Everything went still. The ship seemed to pause in mid-rock. Bully hushed. For a moment neither Sean nor Carolina could hear the other breathe.

“There’s nobody along this river for ten miles, other than Harry upstream who brings me fish and
old Lucy who sends me fried pies. Nobody is watching us, I’m certain!”

This time the boat rocked, and Bully cried out in alarm.

“And furthermore, I think it’s time that you told me the real truth. Why are you here?”

“There is no other reason, at least not one I’m sure of, Rogan. During the time I was sick I discovered the journal in my father’s library. I became fascinated with it. My father explained that my mother had read the journal and that after learning Carolina was an ancestor, she’d named me for her. I can’t explain why I came, but I think maybe it was because I really was sent for.”

Sean couldn’t conceal his amazement. “You’re serious, aren’t you?” When she nodded, he asked, “By whom and for what reason?”

“I don’t know. Why did you come here? Why did you raise the ship? How did we come to be together, here, in this time? Almost a hundred and fifty years later, Rogan and Carolina together again?”

“I’m not buying that, Goldilocks. You’re here, but not for long. I don’t know anything about Jacob Rogan and don’t want to. The Rogans have spent the best parts of their lives reliving past glories and trying to capture new ones. I put that behind me two years ago. I’m here, and I’m living my life in this minute. I don’t have much use for fate. I don’t believe in the Ouija board, and fortune-tellers are only for the fanciful who want an excuse for failure. I’ll take care of me and my future, and I’ll do it alone.”

He looked so pained, so desperate. She understood his need for freedom. “I know; I’ll be leaving soon. I’m sorry I intruded.”

“You’re not the complication, Goldilocks. The bad guys are my loving family; and the power players, the politicians, the crooks are the complications. Now I’ve got the State of Georgia breathing down my back, claiming the
Butterfly
. And you didn’t have a thing to do with that.”

“I heard you tell Harry about their claim. How can they do that?”

“It seems there is a law about antiquities belonging to the state.”

“But the
Scarlet Butterfly
is yours.”

“I know, but without a bill of sale I really can’t prove it, and there’s a law that says any object found in navigable waters legally belongs to the state. And the St. Marys River is navigable.”

“But you said this is a lake.”

“A saltwater lake, fed by both the river and the Atlantic, which makes it part of Georgia.”

“Can’t you fight it?”

“Oh, I intend to, but I’m told that I’m not likely to win.”

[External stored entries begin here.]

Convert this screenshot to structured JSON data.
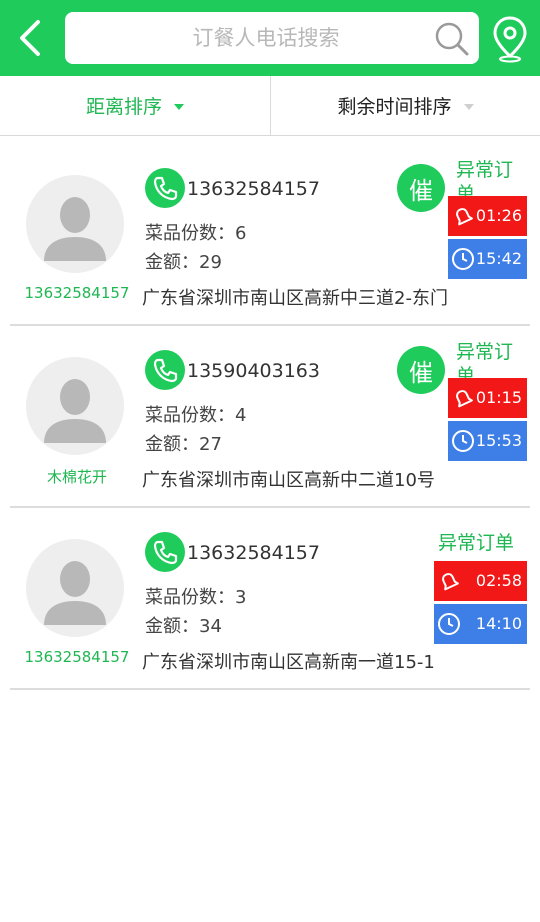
{
  "colors": {
    "brand_green": "#1fcb5b",
    "alert_red": "#f21818",
    "clock_blue": "#3d7fe6"
  },
  "header": {
    "back_icon": "chevron-left-icon",
    "search_placeholder": "订餐人电话搜索",
    "search_icon": "search-icon",
    "map_icon": "map-pin-icon"
  },
  "sort": {
    "distance_label": "距离排序",
    "time_label": "剩余时间排序"
  },
  "orders": [
    {
      "name": "13632584157",
      "phone": "13632584157",
      "dishes": "菜品份数：6",
      "amount": "金额：29",
      "address": "广东省深圳市南山区高新中三道2-东门",
      "urge": "催",
      "abnormal": "异常订单",
      "alarm_time": "01:26",
      "clock_time": "15:42"
    },
    {
      "name": "木棉花开",
      "phone": "13590403163",
      "dishes": "菜品份数：4",
      "amount": "金额：27",
      "address": "广东省深圳市南山区高新中二道10号",
      "urge": "催",
      "abnormal": "异常订单",
      "alarm_time": "01:15",
      "clock_time": "15:53"
    },
    {
      "name": "13632584157",
      "phone": "13632584157",
      "dishes": "菜品份数：3",
      "amount": "金额：34",
      "address": "广东省深圳市南山区高新南一道15-1",
      "abnormal": "异常订单",
      "alarm_time": "02:58",
      "clock_time": "14:10"
    }
  ]
}
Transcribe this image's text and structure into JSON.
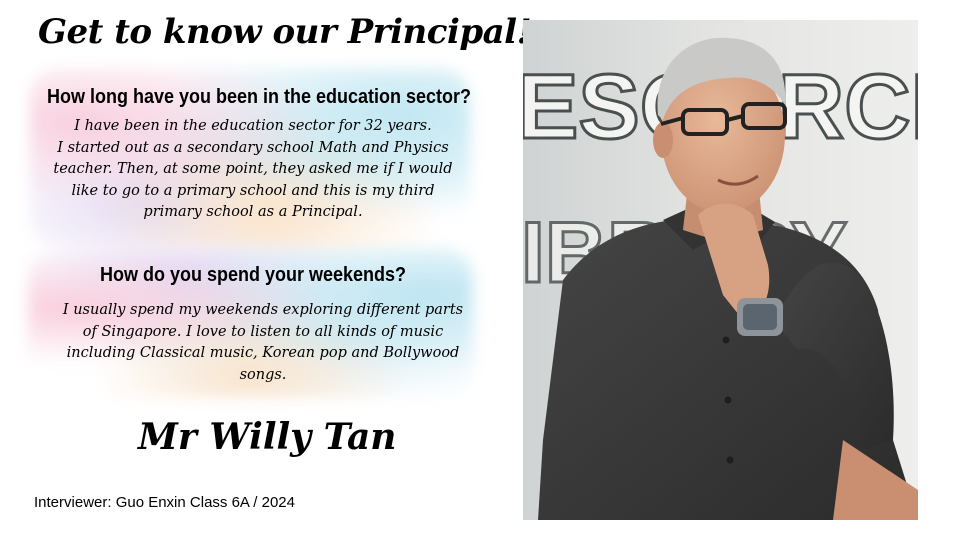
{
  "title": "Get to know our Principal!",
  "question1": "How long have you been in the education sector?",
  "answer1": [
    "I have been in the education sector for 32 years.",
    "I started out as a secondary school Math and Physics",
    "teacher. Then, at some point, they asked me if I would",
    "like to go to a primary school and this is my third",
    "primary school as a Principal."
  ],
  "question2": "How do you spend your weekends?",
  "answer2": [
    "I usually spend my weekends exploring different parts",
    "of Singapore. I love to listen to all kinds of music",
    "including Classical music, Korean pop and Bollywood",
    "songs."
  ],
  "name": "Mr Willy Tan",
  "interviewer": "Interviewer:  Guo Enxin Class 6A / 2024",
  "photo": {
    "wall_sign": [
      "ESOURCE",
      "IBRARY"
    ]
  },
  "colors": {
    "watercolor_pink": "#f2a7c3",
    "watercolor_blue": "#8fd3e8",
    "watercolor_peach": "#f8d2a4",
    "shirt": "#3a3a3a"
  }
}
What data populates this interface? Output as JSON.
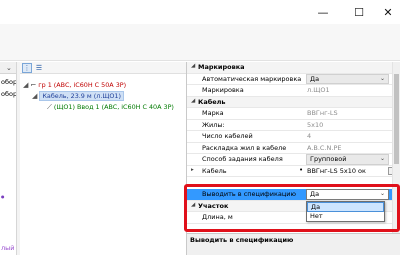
{
  "window": {
    "minimize_glyph": "—",
    "maximize_glyph": "☐",
    "close_glyph": "✕"
  },
  "left_panel": {
    "row1": "обор",
    "row2": "обор",
    "row3": "лый"
  },
  "tree": {
    "toolbar": [
      "tree-view-icon",
      "list-view-icon"
    ],
    "nodes": {
      "n1": "гр 1 (ABC, iC60H C 50A 3P)",
      "n2": "Кабель, 23.9 м (л.ЩО1)",
      "n3": "(ЩО1) Ввод 1 (ABC, iC60H C 40A 3P)"
    }
  },
  "grid": {
    "cat1": "Маркировка",
    "auto_mark": {
      "name": "Автоматическая маркировка",
      "value": "Да"
    },
    "mark": {
      "name": "Маркировка",
      "value": "л.ЩО1"
    },
    "cat2": "Кабель",
    "brand": {
      "name": "Марка",
      "value": "ВВГнг-LS"
    },
    "cores": {
      "name": "Жилы:",
      "value": "5x10"
    },
    "count": {
      "name": "Число кабелей",
      "value": "4"
    },
    "layout": {
      "name": "Раскладка жил в кабеле",
      "value": "A.B.C.N.PE"
    },
    "method": {
      "name": "Способ задания кабеля",
      "value": "Групповой"
    },
    "cable": {
      "name": "Кабель",
      "value": "ВВГнг-LS 5x10 ок"
    },
    "spec": {
      "name": "Выводить в спецификацию",
      "value": "Да"
    },
    "cat3": "Участок",
    "length": {
      "name": "Длина, м"
    }
  },
  "dropdown": {
    "options": [
      "Да",
      "Нет"
    ]
  },
  "description": {
    "title": "Выводить в спецификацию"
  },
  "colors": {
    "highlight": "#e0101a",
    "selection": "#3399ff"
  }
}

“Oh, Rogan, I’m so sorry. I wish I could help. You’re welcome to my records. Carolina’s daughter’s journal refers to her father, Jacob, and the
Butterfly
.”

“You really have a journal that says Jacob Rogan owned the
Scarlet Butterfly
?”

“Not exactly. It just refers to the boat and the captain sailing the
Butterfly.
That ought to mean something.” Carolina thought about the journal for a moment and began to smile. “Hey, that has to be the answer—why I’m here. It really is fate. I was meant to come here, to bring you the journal.”

Rogan shook his head. He didn’t believe in fate. A
man made his own choices and set his own course of action. Like his brother had said, the woman was a fruitcake. Well, not a fruitcake, maybe just a disillusioned child who needed magic in her life. And, he decided, she was leaving the next day. He had to stop her fantasy before it became contagious.

“Oh, Rogan. I just remembered. The journal was in my suitcase.”

“And your suitcase is gone. So much for your being my angel of mercy.”

“But we can find it. It’s red, and it ought to be easily seen.”

“That suitcase could be caught in the swamp, the marsh, or have already washed out into the Atlantic. Thanks, but I doubt it would have helped anyway.”